Mean (± SE) number of mosquitoes (all species) and of Anopheles gambiae s.l. captured per hut per night with open eaves tubes or open windows. The approach used 2 experimental huts that were assigned 1 of 2 treatments: (i) open eaves, in which eave tubes were open and windows closed; or (ii) open windows, in which eaves were closed and windows open. Means are based on a total of 20 nights of capture per treatment

The preference for open eaves was about the same when all mosquito species were included, 90% more mosquitoes relative to open windows, F1,17 = 153.45 p < 0.001 (Fig. 4). There were mean ± SE = 138.0 ± 13.46 mosquitoes captured per hut and per night with open eaves and mean ± SE = 13.1 ± 2.29 with open windows.

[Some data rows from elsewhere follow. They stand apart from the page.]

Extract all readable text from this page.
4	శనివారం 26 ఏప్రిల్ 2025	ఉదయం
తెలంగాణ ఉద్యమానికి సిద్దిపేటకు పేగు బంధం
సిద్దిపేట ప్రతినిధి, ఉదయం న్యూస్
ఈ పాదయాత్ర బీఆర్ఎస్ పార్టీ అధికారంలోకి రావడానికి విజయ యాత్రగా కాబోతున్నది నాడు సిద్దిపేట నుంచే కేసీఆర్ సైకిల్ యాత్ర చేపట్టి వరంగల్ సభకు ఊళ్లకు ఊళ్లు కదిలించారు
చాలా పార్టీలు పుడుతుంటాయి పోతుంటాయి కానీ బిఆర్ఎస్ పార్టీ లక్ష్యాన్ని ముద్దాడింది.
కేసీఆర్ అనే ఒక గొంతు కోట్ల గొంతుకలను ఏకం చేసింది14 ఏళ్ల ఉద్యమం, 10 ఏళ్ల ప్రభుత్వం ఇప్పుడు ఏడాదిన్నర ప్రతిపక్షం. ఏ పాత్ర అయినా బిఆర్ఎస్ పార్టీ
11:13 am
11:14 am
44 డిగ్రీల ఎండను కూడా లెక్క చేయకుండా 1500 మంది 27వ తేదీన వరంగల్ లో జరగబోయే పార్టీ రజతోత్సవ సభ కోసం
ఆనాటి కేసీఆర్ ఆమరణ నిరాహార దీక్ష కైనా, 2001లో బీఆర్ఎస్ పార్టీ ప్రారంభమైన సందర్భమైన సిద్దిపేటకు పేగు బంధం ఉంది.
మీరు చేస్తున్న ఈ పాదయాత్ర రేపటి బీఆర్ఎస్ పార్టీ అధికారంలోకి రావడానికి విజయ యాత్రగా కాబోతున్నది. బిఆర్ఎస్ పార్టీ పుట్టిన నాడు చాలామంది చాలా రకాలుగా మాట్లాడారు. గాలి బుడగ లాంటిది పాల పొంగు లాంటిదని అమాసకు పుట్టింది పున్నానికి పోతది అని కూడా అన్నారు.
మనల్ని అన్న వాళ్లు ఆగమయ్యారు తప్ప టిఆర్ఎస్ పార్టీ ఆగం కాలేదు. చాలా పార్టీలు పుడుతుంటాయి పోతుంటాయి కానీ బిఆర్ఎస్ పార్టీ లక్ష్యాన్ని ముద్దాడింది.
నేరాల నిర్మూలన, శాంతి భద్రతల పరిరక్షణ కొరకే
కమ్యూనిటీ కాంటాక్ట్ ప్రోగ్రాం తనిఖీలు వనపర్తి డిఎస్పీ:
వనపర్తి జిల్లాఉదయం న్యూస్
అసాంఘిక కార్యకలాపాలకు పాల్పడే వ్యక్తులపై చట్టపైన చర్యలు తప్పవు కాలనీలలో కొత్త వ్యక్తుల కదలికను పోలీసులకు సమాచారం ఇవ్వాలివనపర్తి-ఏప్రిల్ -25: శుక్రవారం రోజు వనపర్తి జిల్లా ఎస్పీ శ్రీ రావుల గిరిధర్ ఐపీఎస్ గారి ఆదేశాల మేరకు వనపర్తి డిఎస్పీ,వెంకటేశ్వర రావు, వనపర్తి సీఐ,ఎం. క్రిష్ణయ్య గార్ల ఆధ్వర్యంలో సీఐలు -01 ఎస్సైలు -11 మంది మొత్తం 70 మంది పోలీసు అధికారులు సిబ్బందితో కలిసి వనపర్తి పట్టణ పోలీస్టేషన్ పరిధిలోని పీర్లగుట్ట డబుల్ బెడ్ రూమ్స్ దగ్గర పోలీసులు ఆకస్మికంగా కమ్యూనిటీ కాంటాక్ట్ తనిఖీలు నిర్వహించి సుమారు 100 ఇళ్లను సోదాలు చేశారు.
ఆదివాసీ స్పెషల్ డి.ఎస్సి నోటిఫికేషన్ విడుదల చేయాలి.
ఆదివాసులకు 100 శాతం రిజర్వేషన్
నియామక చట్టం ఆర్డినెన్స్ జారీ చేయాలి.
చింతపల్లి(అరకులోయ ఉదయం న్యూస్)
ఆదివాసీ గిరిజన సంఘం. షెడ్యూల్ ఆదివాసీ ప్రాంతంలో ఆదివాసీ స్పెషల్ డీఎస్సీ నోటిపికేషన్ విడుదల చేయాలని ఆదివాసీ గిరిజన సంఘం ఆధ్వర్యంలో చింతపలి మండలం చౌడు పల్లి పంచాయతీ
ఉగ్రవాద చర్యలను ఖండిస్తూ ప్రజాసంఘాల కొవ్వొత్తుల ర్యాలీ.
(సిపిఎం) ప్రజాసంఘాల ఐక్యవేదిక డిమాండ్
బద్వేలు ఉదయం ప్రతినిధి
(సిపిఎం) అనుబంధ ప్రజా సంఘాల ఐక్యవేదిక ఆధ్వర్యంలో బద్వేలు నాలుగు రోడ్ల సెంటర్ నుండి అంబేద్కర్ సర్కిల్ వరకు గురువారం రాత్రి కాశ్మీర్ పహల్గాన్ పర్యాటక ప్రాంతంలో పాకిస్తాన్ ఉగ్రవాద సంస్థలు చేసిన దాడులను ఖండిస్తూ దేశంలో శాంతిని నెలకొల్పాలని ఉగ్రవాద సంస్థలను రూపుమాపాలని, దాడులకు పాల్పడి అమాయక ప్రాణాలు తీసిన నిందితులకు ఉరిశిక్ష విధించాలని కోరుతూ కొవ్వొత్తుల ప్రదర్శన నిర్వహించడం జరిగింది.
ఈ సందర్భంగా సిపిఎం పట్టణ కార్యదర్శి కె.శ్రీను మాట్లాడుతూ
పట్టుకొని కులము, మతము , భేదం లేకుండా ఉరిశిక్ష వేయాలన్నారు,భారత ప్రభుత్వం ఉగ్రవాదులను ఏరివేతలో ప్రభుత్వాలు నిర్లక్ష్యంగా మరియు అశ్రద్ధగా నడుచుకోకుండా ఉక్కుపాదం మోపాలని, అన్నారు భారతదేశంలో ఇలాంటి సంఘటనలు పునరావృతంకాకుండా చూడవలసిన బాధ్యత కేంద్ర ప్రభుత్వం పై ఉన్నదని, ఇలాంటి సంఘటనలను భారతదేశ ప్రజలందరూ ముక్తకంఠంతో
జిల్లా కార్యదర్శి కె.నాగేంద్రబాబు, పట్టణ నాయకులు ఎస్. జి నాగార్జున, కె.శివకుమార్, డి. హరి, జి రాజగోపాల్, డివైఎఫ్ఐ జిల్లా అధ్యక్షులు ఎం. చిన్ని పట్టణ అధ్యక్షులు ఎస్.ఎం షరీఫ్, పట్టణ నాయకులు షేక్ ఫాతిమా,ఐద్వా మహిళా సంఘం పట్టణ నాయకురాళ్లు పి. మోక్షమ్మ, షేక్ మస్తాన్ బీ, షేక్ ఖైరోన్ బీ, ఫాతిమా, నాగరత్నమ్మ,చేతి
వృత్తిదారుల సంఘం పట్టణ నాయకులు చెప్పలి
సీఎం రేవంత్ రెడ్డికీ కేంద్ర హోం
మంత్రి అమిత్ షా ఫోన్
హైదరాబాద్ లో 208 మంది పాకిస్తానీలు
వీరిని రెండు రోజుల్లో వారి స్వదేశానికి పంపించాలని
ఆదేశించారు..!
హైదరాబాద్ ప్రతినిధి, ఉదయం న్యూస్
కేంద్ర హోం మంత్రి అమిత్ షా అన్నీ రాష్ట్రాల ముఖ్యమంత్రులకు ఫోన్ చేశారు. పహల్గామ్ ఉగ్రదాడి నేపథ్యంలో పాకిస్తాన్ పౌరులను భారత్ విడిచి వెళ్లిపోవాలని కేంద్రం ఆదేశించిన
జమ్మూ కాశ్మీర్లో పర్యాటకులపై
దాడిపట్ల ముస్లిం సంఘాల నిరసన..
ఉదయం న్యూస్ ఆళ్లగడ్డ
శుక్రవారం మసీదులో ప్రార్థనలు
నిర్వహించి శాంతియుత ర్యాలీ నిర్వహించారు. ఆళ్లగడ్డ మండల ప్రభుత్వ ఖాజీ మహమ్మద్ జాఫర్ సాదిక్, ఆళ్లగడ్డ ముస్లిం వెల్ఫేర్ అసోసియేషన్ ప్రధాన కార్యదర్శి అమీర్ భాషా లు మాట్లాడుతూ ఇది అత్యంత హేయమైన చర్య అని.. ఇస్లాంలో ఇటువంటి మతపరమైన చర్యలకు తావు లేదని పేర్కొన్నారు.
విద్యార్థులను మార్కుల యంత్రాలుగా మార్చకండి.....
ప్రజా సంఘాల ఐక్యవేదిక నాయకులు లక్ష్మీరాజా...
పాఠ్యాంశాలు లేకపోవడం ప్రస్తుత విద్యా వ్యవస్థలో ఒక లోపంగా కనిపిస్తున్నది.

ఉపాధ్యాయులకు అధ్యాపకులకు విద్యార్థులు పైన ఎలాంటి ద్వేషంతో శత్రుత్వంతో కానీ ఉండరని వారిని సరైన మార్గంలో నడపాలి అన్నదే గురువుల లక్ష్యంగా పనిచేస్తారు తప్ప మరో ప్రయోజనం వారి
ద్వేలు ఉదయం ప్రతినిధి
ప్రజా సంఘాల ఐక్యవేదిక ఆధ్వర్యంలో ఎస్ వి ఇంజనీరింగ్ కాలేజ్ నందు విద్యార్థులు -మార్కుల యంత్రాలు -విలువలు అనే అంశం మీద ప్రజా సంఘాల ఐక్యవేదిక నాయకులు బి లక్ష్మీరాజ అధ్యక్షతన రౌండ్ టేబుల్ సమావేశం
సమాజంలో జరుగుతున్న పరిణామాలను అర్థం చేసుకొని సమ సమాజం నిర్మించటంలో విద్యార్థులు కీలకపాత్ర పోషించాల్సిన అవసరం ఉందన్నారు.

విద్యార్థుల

Again, there was no effect of the hut or the night of capture (p > 0.05).

Impact of eave tubes on mosquito entry

Insecticide-treated eave tubes reduced entry of An. gambiae mosquitoes by 46% relative to control huts fitted with untreated eave tubes (F1,23 = 18.302, p < 0.001) (Fig. 5). There were mean ± SE = 11.0 ± 2.17 An. gambiae mosquitoes captured per hut and per night with insecticide-treated eave tubes and mean ± SE = 20.4 ± 3.29 An. gambiae mosquitoes captured with control huts fitted with untreated eave tubes. There was no effect of the hut nor the sleeper (both p > 0.05) but there was variation between the nights of capture (χ2 = 15.78, Chi.df = 1, p < 0.001).
Fig. 5
Fig. 5

Mean (± SE) number of mosquitoes (all species) and of Anopheles gambiae s.l. captured per hut per night, comparing huts fitted with treated eave tubes or with untreated eave tubes. Both huts have open windows. Means are based on 24 nights of capture per treatment

The reduced entry rate was greater still when all mosquito species were included (60% reduction relative to controls, F1,23 = 47.53, p < 0.001) (Fig. 5). There were mean ± SE = 13.4 ± 2.33 mosquitoes captured per hut and per night with insecticide-treated eave tubes and mean ± SE = 32.2 ± 3.55 mosquitoes captured with control huts fitted with untreated eave tubes. Again, there were no significant effects of hut or sleeper (both p > 0.05), but some variation between nights (χ2 = 10.23, Chi.df = 1, p = 0.001).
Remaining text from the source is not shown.